Ainda sou fascinada pelo mundo em miniatura, que se move longe do alcance dos olhos e, não raras vezes, de nossas percepções e empatia. Tenho minhocário, abelhas, hotel para abelhas solitárias e, recentemente criei joaninhas. Gosto de insetos, de um modo geral, à exceção de baratas, moscas e pernilongos, o que, penso, é compreensível.

Sinto falta de alguns insetos que ilustraram memórias felizes de minha infância, como os vaga-lumes e as borboletas. Essas últimas me pareciam criaturas mágicas, tão leves quanto o vento, coloridas e delicadas. Vivendo em uma cidade grande, surpreendo-me com as muitas espécies de pássaros que frequentam minha sacada em busca da comida que ofereço a eles, mas em contrapartida eu me pergunto por onde andam as borboletas.

Há alguns dias, enquanto inspecionava meu limoeiro, um pequeno pé plantado num vaso, notei que em uma das folhas estavam várias pequenas lagartas, todas estranhamente juntas, como se estivessem grudadas umas das outras. Meu primeiro reflexo foi arrancar a tal folha, porque eu não poderia deixá-las lá ou meu limoeiro não seria capaz de sobreviver.

Enquanto pensava no que fazer com as lagartas, ocorreu-me que elas morreriam de fome sem o alimento apropriado e que, muito provável, eram promessas de borboletas. Sem coragem de deixá-las à própria sorte, coloquei as bichinhas, quinze delas para ser mais precisa, em um pote transparente, com tampa, a qual furei bastante para entrada de ar, com algumas folhas do meu limoeiro.

Após pesquisar descobri que são conhecidas no Brasil, enquanto lagartas, como Bicho-de-rumo, eis que ficam todas unidas, no mesmo rumo, quando estão dormindo. No berçário improvisado, dormem assim durante o dia, todas juntas, viradas para mesma direção. Ao se transformarem, as borboletas neotropicais, da família Papilionidae, são chamadas de Rosa-de-luto, devido a sua cor preta com uma mancha vermelha em cada asa, na parte posterior.

Nesse ponto minha pesquisa encontrou também variantes de preto com amarelo, mas as duas me lembraram as borboletas das quais eu me enamorava quando era criança. Nos meus costumeiros devaneios, gostava de imaginar que uma versão minha, minúscula, sobrevoava o mundo, que na época era do tamanho do quintal da nossa casa, nas costas de uma borboleta assim.

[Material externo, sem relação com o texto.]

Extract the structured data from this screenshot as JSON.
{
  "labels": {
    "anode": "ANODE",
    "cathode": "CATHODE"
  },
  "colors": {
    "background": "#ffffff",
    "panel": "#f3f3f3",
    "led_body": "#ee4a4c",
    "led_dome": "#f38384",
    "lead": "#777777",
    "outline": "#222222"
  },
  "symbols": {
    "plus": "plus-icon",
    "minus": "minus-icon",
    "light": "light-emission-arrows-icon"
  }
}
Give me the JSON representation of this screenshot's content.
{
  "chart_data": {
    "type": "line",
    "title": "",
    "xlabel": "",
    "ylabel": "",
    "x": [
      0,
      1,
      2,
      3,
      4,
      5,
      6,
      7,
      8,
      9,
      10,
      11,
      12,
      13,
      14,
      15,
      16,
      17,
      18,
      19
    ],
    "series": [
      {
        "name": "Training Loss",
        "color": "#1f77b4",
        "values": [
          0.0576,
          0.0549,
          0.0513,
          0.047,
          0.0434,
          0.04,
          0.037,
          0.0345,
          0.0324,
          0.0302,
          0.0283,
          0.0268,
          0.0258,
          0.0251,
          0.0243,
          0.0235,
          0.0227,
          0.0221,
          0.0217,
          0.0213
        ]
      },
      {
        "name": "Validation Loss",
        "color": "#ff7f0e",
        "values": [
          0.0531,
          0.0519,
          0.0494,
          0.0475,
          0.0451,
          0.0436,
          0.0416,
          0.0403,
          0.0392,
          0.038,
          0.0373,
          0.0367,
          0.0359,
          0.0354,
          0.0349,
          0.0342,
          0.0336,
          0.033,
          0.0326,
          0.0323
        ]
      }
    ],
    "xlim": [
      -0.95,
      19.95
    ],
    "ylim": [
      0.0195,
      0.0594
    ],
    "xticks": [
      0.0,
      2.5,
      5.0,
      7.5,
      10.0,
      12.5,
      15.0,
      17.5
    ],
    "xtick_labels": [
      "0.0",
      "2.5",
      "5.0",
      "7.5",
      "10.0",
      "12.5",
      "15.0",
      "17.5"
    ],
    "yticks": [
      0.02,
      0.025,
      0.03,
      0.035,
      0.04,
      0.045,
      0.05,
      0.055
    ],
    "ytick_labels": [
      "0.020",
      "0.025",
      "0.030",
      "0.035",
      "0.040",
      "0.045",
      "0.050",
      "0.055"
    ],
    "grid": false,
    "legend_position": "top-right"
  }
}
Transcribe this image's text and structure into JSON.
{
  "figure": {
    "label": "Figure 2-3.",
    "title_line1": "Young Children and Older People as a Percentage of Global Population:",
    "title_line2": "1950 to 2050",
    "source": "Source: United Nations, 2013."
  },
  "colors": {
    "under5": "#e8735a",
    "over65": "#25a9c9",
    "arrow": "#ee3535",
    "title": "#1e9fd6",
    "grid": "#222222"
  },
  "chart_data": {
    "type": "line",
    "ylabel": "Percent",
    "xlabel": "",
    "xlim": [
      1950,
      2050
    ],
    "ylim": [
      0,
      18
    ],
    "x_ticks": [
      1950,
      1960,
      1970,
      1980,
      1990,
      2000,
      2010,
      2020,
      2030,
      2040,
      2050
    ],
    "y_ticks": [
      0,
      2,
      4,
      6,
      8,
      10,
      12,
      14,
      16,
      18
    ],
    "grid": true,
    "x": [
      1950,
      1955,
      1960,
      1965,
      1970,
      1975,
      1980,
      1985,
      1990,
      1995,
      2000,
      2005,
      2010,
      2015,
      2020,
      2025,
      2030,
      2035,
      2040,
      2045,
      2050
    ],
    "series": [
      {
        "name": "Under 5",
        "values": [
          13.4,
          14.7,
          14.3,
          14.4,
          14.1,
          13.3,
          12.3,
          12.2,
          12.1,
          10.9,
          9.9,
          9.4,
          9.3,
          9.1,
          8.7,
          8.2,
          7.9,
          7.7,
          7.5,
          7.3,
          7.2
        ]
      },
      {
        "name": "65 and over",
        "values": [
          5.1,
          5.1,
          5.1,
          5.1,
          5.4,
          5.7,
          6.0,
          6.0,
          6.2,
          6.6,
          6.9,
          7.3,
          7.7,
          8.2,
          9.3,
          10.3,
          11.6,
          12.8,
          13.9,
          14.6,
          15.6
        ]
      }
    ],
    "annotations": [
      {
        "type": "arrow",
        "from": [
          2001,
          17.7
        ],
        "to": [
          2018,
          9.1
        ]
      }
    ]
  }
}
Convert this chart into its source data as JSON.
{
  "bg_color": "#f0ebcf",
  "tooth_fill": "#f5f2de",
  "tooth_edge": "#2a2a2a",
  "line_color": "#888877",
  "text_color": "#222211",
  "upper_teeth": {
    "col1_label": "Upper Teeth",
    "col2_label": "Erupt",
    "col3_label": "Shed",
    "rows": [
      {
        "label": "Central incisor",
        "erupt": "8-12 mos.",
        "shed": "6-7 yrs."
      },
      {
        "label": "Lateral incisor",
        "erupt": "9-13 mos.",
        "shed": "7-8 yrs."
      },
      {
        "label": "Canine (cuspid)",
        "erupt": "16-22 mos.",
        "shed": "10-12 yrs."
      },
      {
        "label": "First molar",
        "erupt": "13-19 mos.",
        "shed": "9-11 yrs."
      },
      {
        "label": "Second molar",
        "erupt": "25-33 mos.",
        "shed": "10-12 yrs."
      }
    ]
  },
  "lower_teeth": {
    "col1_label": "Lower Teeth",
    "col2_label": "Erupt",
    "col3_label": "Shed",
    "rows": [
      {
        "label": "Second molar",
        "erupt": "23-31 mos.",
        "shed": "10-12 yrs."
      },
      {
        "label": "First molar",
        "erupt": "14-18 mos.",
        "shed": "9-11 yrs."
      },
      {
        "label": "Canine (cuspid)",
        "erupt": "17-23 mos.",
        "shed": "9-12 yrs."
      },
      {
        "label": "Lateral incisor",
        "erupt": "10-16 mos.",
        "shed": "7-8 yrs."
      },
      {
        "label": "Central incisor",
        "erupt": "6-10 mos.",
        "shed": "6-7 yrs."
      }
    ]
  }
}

Agora, todos os dias, eu alimento as lagartas, que já mudaram de forma e tamanho, deixando de serem lisas, parecidas com cocô de passarinho (sim, você leu certo), para se tornarem mais texturizadas. Li que se alimentam de folhas de cítricos e tratei de surrupiar folhas de uma laranjeira que há no quarteirão. Pedi autorização para o pessoal da padaria que fica em frente, mas aleguei que era para fazer chá, porque não sei se entenderiam meus verdadeiros propósitos.

Espero que as borboletas venham, porque anseio pelo reencontro e porque há muito de libertador e poético em presenciar a liberdade criando asas e no poder das metamorfoses que a vida proporciona ou exige de tudo que vive, inclusive de nós.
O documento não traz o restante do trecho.